THIS is how to keep your teenager safe.

Adolescence is an integral part of life when we develop our sense of self and identity. But it’s often a challenging journey, and the throes of puberty can shake a whole family. This is how you can support your teen even when they don’t want your help.

Author: Pierrette Langford

Puberty is a time of upheaval and discovery, and it’s also when teenagers commonly begin to detach from their parents. Detachment is a normal process and a journey that we all go through, and it’s essential to approach this phase with empathy and compassion. We asked Psychoanalytic Psychotherapist Bernard Macleod, from ‘‘A Place To Talk’’ to explain what’s happening from a developmental perspective during early adolescence:

“As soon as you start hitting early adolescence, explosions go off in the mind, the body and the brain – all three separate things that create massive change. This requires the teenager to do all sorts of things to try and adapt to this new environment. All of these things that are happening, mind, brain and body, are designed to eventually create the adult individual – but it takes a while, and things can get hairy in the meantime.”


Prioritise your mental health and get support

If your child is withdrawing from you or your family, we strongly recommend taking some time to invest in your own mental health and wellbeing. It’s important both for their sake, but also in order to explore the feelings this may bring up without causing harm. Try to remember that you are the adult in the situation and regardless of how your child may be acting, it’s vital not to respond with anger or frustration.

Even when your child is acting like a jerk, it’s important to remember that they are still human and going through a journey that you may not understand. You needn’t respond in kind; instead try responding calmly, with kindness and empathetic language (e.g., “That sounds frustrating to experience”).

Remember that it’s not about you.

We asked Youth Ambassadors to the Harrison Riedel Foundation, Alex Riedel, and Maddie Huyskens what’s usually running through their minds when they’ve had a bad day:

“[Our emotions] aren’t always directed at our parents. Sometimes it comes out as anger, and we feel bad about getting angry because it turns into a fight or they get upset. What they don’t really understand is that it’s triggered from something else, it’s not about them.”

“What they don’t really understand is that it’s triggered from something else, it’s not about them.”

Have compassion for yourself.

This is not to diminish how deeply hurtful and upsetting it can be to feel the brunt of hateful emotions from your child. Hearing ‘I hate you’ or ‘I don’t want to talk to you’ can cut straight to the core, and it’s tempting to lash out or act regretfully. That’s why it’s so important not only to hold compassion for your teen but also for yourself. Just like your child is only human, so are you. Conflict within the family can be stressful and traumatic, and feelings that arise deserve to be explored in a safe and supportive environment.

“No matter the reason behind why your teen won’t talk to you, normal teen privacy or a teen caught up in extreme behaviour, you need to keep yourself grounded.
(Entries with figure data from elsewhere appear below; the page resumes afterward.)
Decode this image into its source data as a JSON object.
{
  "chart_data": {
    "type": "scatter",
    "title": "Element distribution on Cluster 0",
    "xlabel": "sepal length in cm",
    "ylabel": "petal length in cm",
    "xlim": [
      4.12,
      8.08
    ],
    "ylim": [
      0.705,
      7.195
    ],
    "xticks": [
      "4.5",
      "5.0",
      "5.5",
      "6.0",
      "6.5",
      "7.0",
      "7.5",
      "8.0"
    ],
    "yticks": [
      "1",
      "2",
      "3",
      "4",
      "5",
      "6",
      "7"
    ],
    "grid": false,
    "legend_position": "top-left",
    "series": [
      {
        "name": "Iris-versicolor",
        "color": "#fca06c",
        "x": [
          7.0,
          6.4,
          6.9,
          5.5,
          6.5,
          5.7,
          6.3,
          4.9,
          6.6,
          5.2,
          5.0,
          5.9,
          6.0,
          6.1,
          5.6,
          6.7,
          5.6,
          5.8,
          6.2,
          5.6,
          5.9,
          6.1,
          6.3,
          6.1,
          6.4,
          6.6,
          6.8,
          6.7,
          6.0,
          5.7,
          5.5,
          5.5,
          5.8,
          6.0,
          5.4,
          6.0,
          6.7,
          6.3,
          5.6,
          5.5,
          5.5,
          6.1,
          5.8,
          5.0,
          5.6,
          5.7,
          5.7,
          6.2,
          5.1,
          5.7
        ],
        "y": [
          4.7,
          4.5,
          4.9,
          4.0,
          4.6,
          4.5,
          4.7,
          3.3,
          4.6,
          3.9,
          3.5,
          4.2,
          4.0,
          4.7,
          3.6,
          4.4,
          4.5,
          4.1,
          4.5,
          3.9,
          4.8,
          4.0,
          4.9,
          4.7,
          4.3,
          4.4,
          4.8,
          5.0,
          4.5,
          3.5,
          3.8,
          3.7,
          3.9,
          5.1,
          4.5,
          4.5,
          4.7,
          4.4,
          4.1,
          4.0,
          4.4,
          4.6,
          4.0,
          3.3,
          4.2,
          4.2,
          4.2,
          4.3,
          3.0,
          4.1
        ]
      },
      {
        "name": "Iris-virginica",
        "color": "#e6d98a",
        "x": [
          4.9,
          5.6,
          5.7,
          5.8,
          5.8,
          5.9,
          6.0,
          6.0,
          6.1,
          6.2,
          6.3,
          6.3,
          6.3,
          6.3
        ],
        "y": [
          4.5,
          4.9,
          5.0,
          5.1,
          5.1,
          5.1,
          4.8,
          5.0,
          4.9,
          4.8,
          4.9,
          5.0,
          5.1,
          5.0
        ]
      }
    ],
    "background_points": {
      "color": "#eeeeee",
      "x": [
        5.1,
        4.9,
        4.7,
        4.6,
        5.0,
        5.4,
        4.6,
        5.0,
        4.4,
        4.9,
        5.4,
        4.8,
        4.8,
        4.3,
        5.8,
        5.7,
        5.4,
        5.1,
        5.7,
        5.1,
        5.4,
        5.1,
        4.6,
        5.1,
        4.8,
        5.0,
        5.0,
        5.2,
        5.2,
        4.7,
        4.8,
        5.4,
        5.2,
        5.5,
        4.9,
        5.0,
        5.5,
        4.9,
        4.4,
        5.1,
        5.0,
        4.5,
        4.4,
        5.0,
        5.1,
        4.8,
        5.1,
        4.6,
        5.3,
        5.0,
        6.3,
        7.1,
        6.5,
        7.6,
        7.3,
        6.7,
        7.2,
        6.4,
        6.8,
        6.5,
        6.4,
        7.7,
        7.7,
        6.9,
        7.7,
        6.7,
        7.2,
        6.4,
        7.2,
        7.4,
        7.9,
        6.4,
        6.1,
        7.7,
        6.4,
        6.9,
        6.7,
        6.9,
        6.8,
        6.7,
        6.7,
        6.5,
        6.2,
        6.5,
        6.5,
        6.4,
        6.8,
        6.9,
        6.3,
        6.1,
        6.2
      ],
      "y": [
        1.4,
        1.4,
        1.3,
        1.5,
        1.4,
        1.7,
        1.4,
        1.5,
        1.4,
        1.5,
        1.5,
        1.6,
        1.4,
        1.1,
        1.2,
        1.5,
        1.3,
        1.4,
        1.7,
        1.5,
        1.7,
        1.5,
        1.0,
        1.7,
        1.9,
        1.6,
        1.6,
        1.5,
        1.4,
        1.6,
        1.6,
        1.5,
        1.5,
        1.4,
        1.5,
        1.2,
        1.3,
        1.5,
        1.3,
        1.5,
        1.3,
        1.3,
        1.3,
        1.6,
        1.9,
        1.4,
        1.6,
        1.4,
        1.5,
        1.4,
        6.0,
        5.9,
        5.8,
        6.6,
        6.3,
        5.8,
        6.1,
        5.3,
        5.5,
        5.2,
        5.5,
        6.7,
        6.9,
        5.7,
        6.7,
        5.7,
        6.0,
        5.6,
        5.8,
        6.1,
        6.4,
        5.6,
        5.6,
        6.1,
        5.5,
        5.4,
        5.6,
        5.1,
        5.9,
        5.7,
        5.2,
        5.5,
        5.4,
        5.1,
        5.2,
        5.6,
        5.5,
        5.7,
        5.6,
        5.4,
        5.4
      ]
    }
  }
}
For me, finding others who are going through the same thing helped. It lightens the load as we laugh, vent and cry with each other. It helps us to stay strong and to be there for our teens when they need us – and knowing others are going through similar things helps us not to blame ourselves or get angry at our kids – it is normal behaviour and they’ll get through it.”

– M. Founder of EPIC (Empowering Parents in Crisis)
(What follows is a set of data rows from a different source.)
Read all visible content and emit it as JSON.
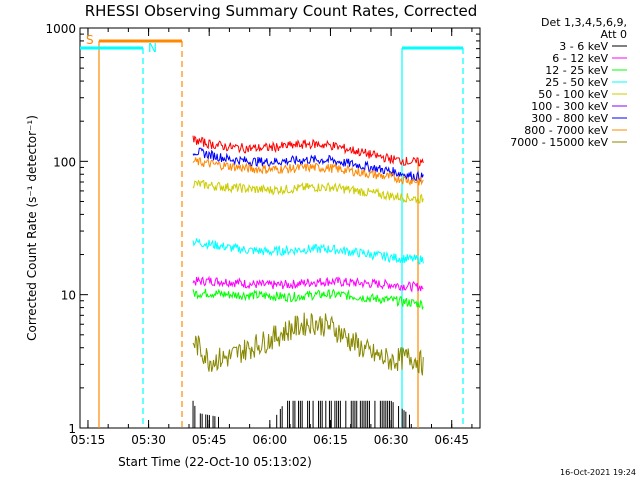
{
  "chart_data": {
    "type": "line",
    "title": "RHESSI Observing Summary Count Rates, Corrected",
    "xlabel": "Start Time (22-Oct-10 05:13:02)",
    "ylabel": "Corrected Count Rate (s⁻¹ detector⁻¹)",
    "y_scale": "log",
    "ylim": [
      1,
      1000
    ],
    "x_time_range": [
      "05:13",
      "06:52"
    ],
    "x_ticks": [
      "05:15",
      "05:30",
      "05:45",
      "06:00",
      "06:15",
      "06:30",
      "06:45"
    ],
    "y_ticks": [
      "1",
      "10",
      "100",
      "1000"
    ],
    "legend_header": [
      "Det 1,3,4,5,6,9,",
      "Att 0"
    ],
    "legend_position": "right",
    "series": [
      {
        "name": "3 - 6 keV",
        "color": "#000000",
        "x": [
          "05:41",
          "05:42",
          "06:00",
          "06:04",
          "06:08",
          "06:12",
          "06:16",
          "06:20",
          "06:24",
          "06:28",
          "06:30",
          "06:38"
        ],
        "values": [
          1.6,
          1.3,
          1.0,
          1.6,
          1.6,
          1.6,
          1.6,
          1.6,
          1.6,
          1.6,
          1.6,
          1.0
        ]
      },
      {
        "name": "6 - 12 keV",
        "color": "#ff00ff",
        "x": [
          "05:41",
          "05:45",
          "05:50",
          "05:55",
          "06:00",
          "06:05",
          "06:10",
          "06:15",
          "06:20",
          "06:25",
          "06:30",
          "06:35",
          "06:38"
        ],
        "values": [
          12.5,
          12.7,
          12.5,
          12.0,
          11.8,
          11.9,
          12.4,
          12.6,
          12.3,
          12.1,
          11.9,
          11.5,
          11.4
        ]
      },
      {
        "name": "12 - 25 keV",
        "color": "#00ff00",
        "x": [
          "05:41",
          "05:45",
          "05:50",
          "05:55",
          "06:00",
          "06:05",
          "06:10",
          "06:15",
          "06:20",
          "06:25",
          "06:30",
          "06:35",
          "06:38"
        ],
        "values": [
          10.2,
          10.3,
          10.0,
          9.9,
          9.8,
          9.6,
          9.9,
          10.1,
          9.8,
          9.4,
          9.1,
          8.7,
          8.5
        ]
      },
      {
        "name": "25 - 50 keV",
        "color": "#00ffff",
        "x": [
          "05:41",
          "05:45",
          "05:50",
          "05:55",
          "06:00",
          "06:05",
          "06:10",
          "06:15",
          "06:20",
          "06:25",
          "06:30",
          "06:35",
          "06:38"
        ],
        "values": [
          25.0,
          24.0,
          22.5,
          21.5,
          21.0,
          21.5,
          22.0,
          22.0,
          21.0,
          20.0,
          19.0,
          18.5,
          18.3
        ]
      },
      {
        "name": "50 - 100 keV",
        "color": "#cccc00",
        "x": [
          "05:41",
          "05:45",
          "05:50",
          "05:55",
          "06:00",
          "06:05",
          "06:10",
          "06:15",
          "06:20",
          "06:25",
          "06:30",
          "06:35",
          "06:38"
        ],
        "values": [
          68,
          66,
          64,
          62,
          61,
          62,
          64,
          64,
          61,
          58,
          55,
          53,
          52
        ]
      },
      {
        "name": "100 - 300 keV",
        "color": "#8800ff",
        "x": [],
        "values": []
      },
      {
        "name": "300 - 800 keV",
        "color": "#0000ff",
        "x": [
          "05:41",
          "05:45",
          "05:50",
          "05:55",
          "06:00",
          "06:05",
          "06:10",
          "06:15",
          "06:20",
          "06:25",
          "06:30",
          "06:35",
          "06:38"
        ],
        "values": [
          120,
          112,
          104,
          100,
          99,
          101,
          103,
          102,
          96,
          90,
          84,
          78,
          76
        ]
      },
      {
        "name": "800 - 7000 keV",
        "color": "#ff8800",
        "x": [
          "05:41",
          "05:45",
          "05:50",
          "05:55",
          "06:00",
          "06:05",
          "06:10",
          "06:15",
          "06:20",
          "06:25",
          "06:30",
          "06:35",
          "06:38"
        ],
        "values": [
          100,
          96,
          92,
          88,
          87,
          88,
          90,
          89,
          85,
          80,
          76,
          72,
          70
        ]
      },
      {
        "name": "7000 - 15000 keV",
        "color": "#888800",
        "x": [
          "05:41",
          "05:45",
          "05:50",
          "05:55",
          "06:00",
          "06:05",
          "06:10",
          "06:15",
          "06:20",
          "06:25",
          "06:30",
          "06:35",
          "06:38"
        ],
        "values": [
          4.5,
          3.2,
          3.4,
          4.0,
          4.6,
          5.5,
          6.2,
          5.8,
          4.5,
          3.6,
          3.2,
          3.4,
          3.0
        ]
      },
      {
        "name": "",
        "color": "#ff0000",
        "x": [
          "05:41",
          "05:45",
          "05:50",
          "05:55",
          "06:00",
          "06:05",
          "06:10",
          "06:15",
          "06:20",
          "06:25",
          "06:30",
          "06:35",
          "06:38"
        ],
        "values": [
          145,
          135,
          128,
          125,
          127,
          131,
          135,
          132,
          122,
          112,
          104,
          99,
          98
        ]
      }
    ],
    "markers": [
      {
        "label": "S",
        "color": "#ff8800"
      },
      {
        "label": "N",
        "color": "#00ffff"
      }
    ],
    "timestamp": "16-Oct-2021 19:24"
  }
}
Ensure your child has someone safe to share with.

If your child doesn’t want to open up and share with you, try making sure they have someone else to talk to. That person could be many people – friends, siblings, cousins, uncles/aunts or even teachers.

A key motivation behind creating YourCrew was to make sure everyone has a support network to catch them if and when they need it. With your teenager on YourCrew, you can rest easy knowing they’ve got a trusted group of people available if they need support.

“Teachers are great resources. Teachers see these kids operate, socialise, and they see them engage. They’ve often got a really good gauge.”

– Bernard Macleod

Be there when they need you.

No matter what’s going on in your teenager’s life, they need to know how much you love and care for them. Puberty can be a confusing phase to navigate, and your child needs to know you’ll be there for them, waiting on the other side.

Depending on your circumstances and your child’s age, it could be a good idea to sit down with them and discuss your relationship. Perhaps there are issues that you aren’t aware of that could easily be resolved. Asking your child to discuss your relationship will, at the very least, let them know that you’re willing to listen, learn and that their input is valued.


“The child’s on a journey, and it’s not a journey they are necessarily in control of, but, it’s a journey we all go through. Find a distance where you can keep them safe, but let them separate.

Remain calm, remain present, remain available.”